Friday, June 02, 2006

The great Kansas evolution confusion

On the newly infamous survey showing that 72 percent of Kansas voters support teaching alternatives to evolution, two interesting posts have popped up in the Kansas blogosphere.

The illustrious Red State Rabble and Thoughts From Kansas have entered the discussion with some interesting perspectives on the way the survey question was written. As I note in my previous post, the wording of the question is suspect.

Rabble says:

We would have preferred a series of questions that probe the issue more deeply. We think voters have a more nuanced view than this particular question is capable of getting at.

I agree. Josh over at Thoughts From Kansas takes off on Rabble’s point and lists a series of questions that might gauge Kansan’s ideas better. Out of his long list, my favorites are:

* Would you be more likely to support a candidate who supports only teaching accepted scientific theories in science class? Or a candidate who favors teaching unscientific ideas alongside scientific theories?

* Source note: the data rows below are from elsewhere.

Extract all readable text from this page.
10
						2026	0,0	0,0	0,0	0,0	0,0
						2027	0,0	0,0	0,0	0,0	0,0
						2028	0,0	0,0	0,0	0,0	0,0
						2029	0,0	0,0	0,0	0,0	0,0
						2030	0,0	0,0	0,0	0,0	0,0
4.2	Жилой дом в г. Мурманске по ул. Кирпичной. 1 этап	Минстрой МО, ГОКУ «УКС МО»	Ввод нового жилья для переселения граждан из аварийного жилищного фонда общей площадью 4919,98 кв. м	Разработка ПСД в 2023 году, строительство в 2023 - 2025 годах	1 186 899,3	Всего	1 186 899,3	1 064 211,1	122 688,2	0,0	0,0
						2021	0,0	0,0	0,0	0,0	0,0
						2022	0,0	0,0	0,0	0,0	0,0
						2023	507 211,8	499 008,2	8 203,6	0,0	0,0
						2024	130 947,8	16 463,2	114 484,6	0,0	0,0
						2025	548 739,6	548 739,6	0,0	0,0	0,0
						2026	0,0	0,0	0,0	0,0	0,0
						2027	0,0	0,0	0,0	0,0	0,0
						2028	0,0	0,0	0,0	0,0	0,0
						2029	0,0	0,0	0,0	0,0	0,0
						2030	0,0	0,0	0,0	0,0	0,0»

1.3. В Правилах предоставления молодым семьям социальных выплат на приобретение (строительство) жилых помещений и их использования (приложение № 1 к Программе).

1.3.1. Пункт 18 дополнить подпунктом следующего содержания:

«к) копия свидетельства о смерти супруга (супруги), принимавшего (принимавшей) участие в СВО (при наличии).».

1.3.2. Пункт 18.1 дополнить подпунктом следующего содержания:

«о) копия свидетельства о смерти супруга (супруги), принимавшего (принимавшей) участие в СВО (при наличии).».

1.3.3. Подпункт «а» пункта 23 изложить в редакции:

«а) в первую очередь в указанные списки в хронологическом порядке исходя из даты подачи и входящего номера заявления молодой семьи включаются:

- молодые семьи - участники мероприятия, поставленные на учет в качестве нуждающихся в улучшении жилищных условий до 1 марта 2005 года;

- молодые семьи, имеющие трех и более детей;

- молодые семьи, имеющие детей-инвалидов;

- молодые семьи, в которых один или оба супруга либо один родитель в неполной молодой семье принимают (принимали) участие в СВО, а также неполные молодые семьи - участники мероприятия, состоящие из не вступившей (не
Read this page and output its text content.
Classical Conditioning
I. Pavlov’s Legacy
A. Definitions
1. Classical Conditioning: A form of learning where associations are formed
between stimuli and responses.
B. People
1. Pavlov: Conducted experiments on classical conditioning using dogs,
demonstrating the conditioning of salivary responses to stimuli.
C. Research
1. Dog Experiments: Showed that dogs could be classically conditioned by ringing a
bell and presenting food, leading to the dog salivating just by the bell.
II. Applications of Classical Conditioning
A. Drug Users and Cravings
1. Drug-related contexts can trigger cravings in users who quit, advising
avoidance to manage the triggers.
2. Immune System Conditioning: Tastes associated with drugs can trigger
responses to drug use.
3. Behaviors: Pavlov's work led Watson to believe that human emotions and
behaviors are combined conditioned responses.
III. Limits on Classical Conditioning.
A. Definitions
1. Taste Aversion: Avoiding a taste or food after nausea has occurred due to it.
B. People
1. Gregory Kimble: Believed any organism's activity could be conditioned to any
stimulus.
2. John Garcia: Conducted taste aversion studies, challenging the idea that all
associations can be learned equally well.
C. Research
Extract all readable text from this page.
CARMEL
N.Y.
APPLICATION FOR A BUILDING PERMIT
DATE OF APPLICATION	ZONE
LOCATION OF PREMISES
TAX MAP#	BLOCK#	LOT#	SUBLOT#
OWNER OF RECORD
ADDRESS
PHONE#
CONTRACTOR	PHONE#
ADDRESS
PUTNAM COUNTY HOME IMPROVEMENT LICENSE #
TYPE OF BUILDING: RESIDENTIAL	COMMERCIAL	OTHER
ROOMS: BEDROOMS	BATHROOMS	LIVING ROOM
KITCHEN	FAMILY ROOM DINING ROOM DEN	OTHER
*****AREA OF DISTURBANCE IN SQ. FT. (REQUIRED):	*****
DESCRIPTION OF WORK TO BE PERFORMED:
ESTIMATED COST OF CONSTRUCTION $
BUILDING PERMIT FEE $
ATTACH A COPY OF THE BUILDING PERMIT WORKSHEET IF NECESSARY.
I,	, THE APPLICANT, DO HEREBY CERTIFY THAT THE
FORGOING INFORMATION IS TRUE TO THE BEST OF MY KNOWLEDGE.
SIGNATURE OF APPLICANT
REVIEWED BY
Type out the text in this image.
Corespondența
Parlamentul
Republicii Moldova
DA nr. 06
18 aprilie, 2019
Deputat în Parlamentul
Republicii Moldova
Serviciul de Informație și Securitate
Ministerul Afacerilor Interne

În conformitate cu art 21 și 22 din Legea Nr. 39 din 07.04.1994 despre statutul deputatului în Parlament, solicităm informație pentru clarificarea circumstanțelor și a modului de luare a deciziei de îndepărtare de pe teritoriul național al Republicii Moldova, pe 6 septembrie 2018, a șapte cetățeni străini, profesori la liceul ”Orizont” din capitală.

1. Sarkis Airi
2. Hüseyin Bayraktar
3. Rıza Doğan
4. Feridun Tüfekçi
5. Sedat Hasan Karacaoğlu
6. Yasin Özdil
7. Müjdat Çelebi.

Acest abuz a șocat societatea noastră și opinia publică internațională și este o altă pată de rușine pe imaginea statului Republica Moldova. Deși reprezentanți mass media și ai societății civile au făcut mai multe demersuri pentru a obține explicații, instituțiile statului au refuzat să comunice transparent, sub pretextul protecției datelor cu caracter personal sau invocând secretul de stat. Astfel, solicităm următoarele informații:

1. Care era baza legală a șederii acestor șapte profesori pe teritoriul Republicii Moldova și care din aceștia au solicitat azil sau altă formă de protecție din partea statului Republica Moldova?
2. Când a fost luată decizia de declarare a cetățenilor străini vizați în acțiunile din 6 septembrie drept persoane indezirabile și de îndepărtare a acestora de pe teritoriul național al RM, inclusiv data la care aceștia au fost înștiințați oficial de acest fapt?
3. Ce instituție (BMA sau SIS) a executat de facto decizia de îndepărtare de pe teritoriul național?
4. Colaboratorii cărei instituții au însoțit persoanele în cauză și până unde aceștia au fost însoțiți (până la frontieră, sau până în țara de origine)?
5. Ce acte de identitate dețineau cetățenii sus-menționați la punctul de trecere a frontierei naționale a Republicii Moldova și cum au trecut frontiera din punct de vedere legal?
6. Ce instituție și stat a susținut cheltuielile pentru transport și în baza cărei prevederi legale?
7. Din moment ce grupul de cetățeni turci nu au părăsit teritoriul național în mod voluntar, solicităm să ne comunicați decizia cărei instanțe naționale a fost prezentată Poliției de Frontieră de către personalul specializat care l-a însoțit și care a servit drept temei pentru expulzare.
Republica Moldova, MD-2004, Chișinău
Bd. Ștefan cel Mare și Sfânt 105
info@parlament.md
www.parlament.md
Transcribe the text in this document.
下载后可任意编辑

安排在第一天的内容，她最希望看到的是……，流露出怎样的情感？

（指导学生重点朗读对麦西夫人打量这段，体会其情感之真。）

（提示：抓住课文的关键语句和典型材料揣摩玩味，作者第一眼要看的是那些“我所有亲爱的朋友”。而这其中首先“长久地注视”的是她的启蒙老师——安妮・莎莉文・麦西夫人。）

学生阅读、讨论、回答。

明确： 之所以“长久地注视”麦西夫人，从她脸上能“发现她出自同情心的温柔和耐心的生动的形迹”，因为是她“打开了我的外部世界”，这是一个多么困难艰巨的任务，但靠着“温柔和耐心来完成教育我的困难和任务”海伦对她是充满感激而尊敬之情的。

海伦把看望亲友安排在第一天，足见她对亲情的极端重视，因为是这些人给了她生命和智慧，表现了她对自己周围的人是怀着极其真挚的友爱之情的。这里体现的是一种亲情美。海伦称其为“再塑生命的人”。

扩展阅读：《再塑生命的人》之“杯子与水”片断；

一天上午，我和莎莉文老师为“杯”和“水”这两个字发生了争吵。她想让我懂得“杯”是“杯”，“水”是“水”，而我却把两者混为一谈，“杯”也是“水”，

* Should discussion of the role of God or other deities in the universe be the responsibility of a student's parents and spiritual advisors or should the student's teachers also discuss that topic?

The first question gets at the real point of the argument, which for me is that SurveyUSA falsely equated a scientific theory with unproven ideas.

The second question is interesting because it raises an issue creationists like to ignore. If we bring religion into the classroom – even the thinly disguised religion of intelligent design – then we put the discussion of God and theology into the hands of K-12 teachers who could personally disagree with the narrow brand of Christianity favored by creationists. Somehow, I doubt that fundamentalists would be thrilled with the idea of a secular minded teacher discussion God with their kids.

Josh says and I agree:

The point I'm trying to get at is that poll questions about evolution ought to disentangle people's natural and praiseworthy desire for all sides of an issue to be presented from the issue that not all of the alternatives being offered are actually scientific, and presenting non-science as science is dishonest.

I also want to point folks toward my previous post on this and note that I still believe the public is confused because scientists are failing to explain evolution and the scientific method. The folks who are pushing intelligent design are campaigning all over this state, while scientists remain silent. That may be the real tragedy here.